Andy, if it makes it easier for you to get the probes where they need to be... Here is what I did.

I was fortunate to have 3 DMMs, but only 2 sets of probes I could fix with hooks across R10 and R11.

So, I put the two fixed sets across R10 and R11 to measure bias. I installed a large cap in the "big" location for C3. Getting a probe to the "top" point on R12 (on the C3 side) was tight, and it was also too tight for me to get a probe to the "top" side of the big C3.

So, I used the "top" (-) point on the alternate, smaller C3 location (unpopulated) and GND to check my offset measurements.

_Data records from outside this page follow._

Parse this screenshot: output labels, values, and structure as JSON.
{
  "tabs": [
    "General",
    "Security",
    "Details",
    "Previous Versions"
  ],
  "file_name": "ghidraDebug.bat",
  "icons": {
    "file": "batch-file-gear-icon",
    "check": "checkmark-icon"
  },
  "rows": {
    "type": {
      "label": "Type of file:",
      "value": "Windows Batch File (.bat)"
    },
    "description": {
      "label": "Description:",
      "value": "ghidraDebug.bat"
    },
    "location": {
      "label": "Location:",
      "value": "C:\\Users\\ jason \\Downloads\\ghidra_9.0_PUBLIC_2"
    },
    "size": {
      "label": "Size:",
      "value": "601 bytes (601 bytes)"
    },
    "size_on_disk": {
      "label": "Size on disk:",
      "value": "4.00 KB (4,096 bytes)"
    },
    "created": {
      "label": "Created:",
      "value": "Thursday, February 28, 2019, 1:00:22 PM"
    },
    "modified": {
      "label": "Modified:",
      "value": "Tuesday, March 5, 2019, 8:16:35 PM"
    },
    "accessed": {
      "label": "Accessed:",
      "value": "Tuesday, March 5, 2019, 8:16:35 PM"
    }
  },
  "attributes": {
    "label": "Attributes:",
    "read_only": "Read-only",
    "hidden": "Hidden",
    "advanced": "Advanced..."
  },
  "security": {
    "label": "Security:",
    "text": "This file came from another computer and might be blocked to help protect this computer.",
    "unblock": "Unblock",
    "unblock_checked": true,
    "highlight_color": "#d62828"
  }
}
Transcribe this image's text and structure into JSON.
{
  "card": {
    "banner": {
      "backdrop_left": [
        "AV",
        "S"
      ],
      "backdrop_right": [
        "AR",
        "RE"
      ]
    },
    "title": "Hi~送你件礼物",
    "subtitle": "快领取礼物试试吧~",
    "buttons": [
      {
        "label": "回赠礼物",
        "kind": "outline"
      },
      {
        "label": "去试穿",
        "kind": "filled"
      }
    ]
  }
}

The first page of the guide references measuring across R12. I believe that is incorrect (or maybe just not ideal), but I can't find my exact reference for when that was pointed out to me.

When you turn one pot (even a little bit) only, are you not seeing ANY change in offset?

tl;dr - The way Dirk describes is how I did mine, but I used slightly different points on the board that were easier for me to access reliably w/o risking shorting something with my probes.

Just sharing my experience for how I was able to get my probes in there and what measurement points I used. Please wait for someone with more knowledge to chime in. If I did it incorrectly and still got a functioning amp, it was blind luck. The amp sounds marvelous! :D

Note - once you are ready for your full connections and build, recheck and rebias. At least with mine, it took QUITE some time to reach equilibrium once the full amp was built. With the top off, my input stage bias measurement stabilizes at ~0V9x. With the top on, it stabilizes at ~1V0x. As soon as I lift the lid, it drifts a bit. Try to be quick with your measurements. This is where having multiple DMMs really was a huge advantage for me.

Have fun with the build! :)
 
Thanks, very informative. I will do it again this afternoon.

Btw I put one connector to ground, and measured DC and was able to zero. BUT!

Funny thing is, i measured DC after my big cap. Is this normal? 0,9v, then I zeroed it by turning P2. But it was very sensitive, very small turns gave differences in DC readings after C3. Is my cap leaky? Maybe mpunted inversely (first pcb I ever soldered)? Or might it have to so with inputs not being shorted and outputs not connected?